Le livre, qu’on se le dise, est un marché dont les ventes annuelles s’élèvent à près de 800 millions de dollars au Québec, surpassant de cinq fois les ventes de CDs et DVDs, de quatre fois les ventes de billets de cinéma et de trois fois celle des ventes de billets de spectacles. C’est donc une industrie de taille, sinon majeure, dans le commerce des produits culturels, bien qu’elle ne représente qu’un petit 0.80 % dans l’ensemble du commerce de détail (c’est sans compter les livres d’occasion et autres produits dérivés de l’industrie du livre).
Qu’est-ce que le prix unique du livre ?
Le Document de consultation sur la réglementation du prix de vente au public des livres neufs imprimés et numériques, diffusé par la Commission de la culture et l’éducation, définit le prix unique avec le langage suivant : « mesure consistant à fixer, pendant une période déterminée, le prix de vente au public des nouveautés afin que le même livre soit obligatoirement vendu au prix établi par l’éditeur ou l’importateur par tous les détaillants, y compris ceux pratiquant la vente en ligne. »
Cette définition, imposante mais nécessaire, est capitale dans le fonctionnement de la chaîne du livre. Sur elle repose le prix du livre neuf que l’on achète en librairie, au supermarché et partout ailleurs.
Pourquoi un prix unique du livre ?
Réglementer le marché du livre revient à s’assurer que tous les acteurs de la chaîne de production et de commercialisation puissent bénéficier des mêmes espérances de vente dans un souci de concurrence et d’une variété d’offre pour le lecteur : c’est la notion de « bibliodiversité ». Ces mesures sont évidemment prises dans le contexte particulier, de la vente à rabais de best-sellers par les grandes surfaces commerciales, notamment Costco et Walmart.
À l’heure où nous écrivons, seulement treize pays dans le monde entier disposent d’un tel dispositif, parmi lesquels l’Allemagne, la France avec la loi Lang, la Grèce, l’Italie et l’Espagne.
Au Québec, le marché du livre dispose depuis 1981 de la loi 51. Cette loi, mise en place sous le ministère de la Culture de Denis Vaugeois, est faite d’accords obligeants les acheteurs institutionnels (bibliothèques et autres institutions publiques) à s’approvisionner exclusivement dans des librairies agréées, au prix public, tel que fixé par l’éditeur.
Depuis 2009, le débat sur un nouveau projet de loi est dans la bouche de beaucoup des professionnels du milieu de l’édition, notamment dans les plaidoyers des différentes associations du livre. En 2012, la campagne de relations publique Nos livres à juste prix a suscité de nombreux échanges d’opinions dans les médias. Il en a résulté une demande spécifique : l’intervention du gouvernement pour réglementer le prix du livre imprimé et numérique dans sa vente par les détaillants.

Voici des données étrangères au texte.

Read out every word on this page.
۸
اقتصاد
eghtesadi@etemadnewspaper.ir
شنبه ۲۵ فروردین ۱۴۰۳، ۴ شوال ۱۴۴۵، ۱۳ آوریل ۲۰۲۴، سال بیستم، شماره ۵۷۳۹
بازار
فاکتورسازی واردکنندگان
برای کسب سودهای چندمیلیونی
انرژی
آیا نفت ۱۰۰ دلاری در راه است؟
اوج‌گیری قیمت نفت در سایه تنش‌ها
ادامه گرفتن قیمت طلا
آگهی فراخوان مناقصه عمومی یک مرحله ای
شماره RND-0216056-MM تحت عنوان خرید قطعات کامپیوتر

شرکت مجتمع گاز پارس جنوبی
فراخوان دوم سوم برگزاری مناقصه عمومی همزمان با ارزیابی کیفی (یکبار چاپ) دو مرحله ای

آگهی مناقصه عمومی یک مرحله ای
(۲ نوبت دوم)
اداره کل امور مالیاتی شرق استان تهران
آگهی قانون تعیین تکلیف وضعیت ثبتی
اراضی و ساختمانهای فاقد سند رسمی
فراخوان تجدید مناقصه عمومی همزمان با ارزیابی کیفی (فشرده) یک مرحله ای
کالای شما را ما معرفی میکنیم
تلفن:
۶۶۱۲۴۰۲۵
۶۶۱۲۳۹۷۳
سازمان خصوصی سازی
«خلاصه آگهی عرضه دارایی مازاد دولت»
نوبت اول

Cette demande s’est concrétisée en août 2013, lorsque le gouvernement du Québec a ouvert des audiences afin de travailler à un nouveau projet de loi sur le prix unique. Ce dernier proposerait de limiter les rabais offerts par les détaillants à 10% du prix fixé par l’éditeur, sur une période de neuf mois suivant la sortie du titre.
Sur un roman de 250 pages, comme on en trouve beaucoup, ce chiffre de 10% représente un rabais de 2 dollars. Il vient se placer entre le 5% de la loi Lang en France et le rabais de 20 à 25% généralement pratiqué par les grandes surfaces.
L’enjeu de départ du prix unique du livre était d’aider les librairies indépendantes face à la concurrence déloyale des librairies succursales et des grandes surfaces. Ce débat est déjà présent dans Au bonheur des dames d’Émile Zola, où le grand magasin éponyme baisse ses marges sur certains produits pour étouffer les petits commerces. Il en est de même pour les géants Costco et Walmart face aux librairies indépendantes ; Costco a même déclaré qu’une telle mesure ne compromettrait en aucun cas leur modèle d’affaires vue la faible part des livres dans le nombre total de produits vendus.
Un projet qui divise
Sans surprise, les « pro » et les « anti » se répartissent selon l’opposition typique entre la sphère culturelle et la sphère commerciale. Au sein de la chaîne du livre, « le soutien à la loi est plutôt unanime » comme le souligne Thomas, libraire à Gallimard sur le boulevard Saint-Laurent. Même son de cloche chez Olga Duhamel, éditrice chez Héliotrope : « je suis tellement atterrée que cela ne se fasse peut-être pas ».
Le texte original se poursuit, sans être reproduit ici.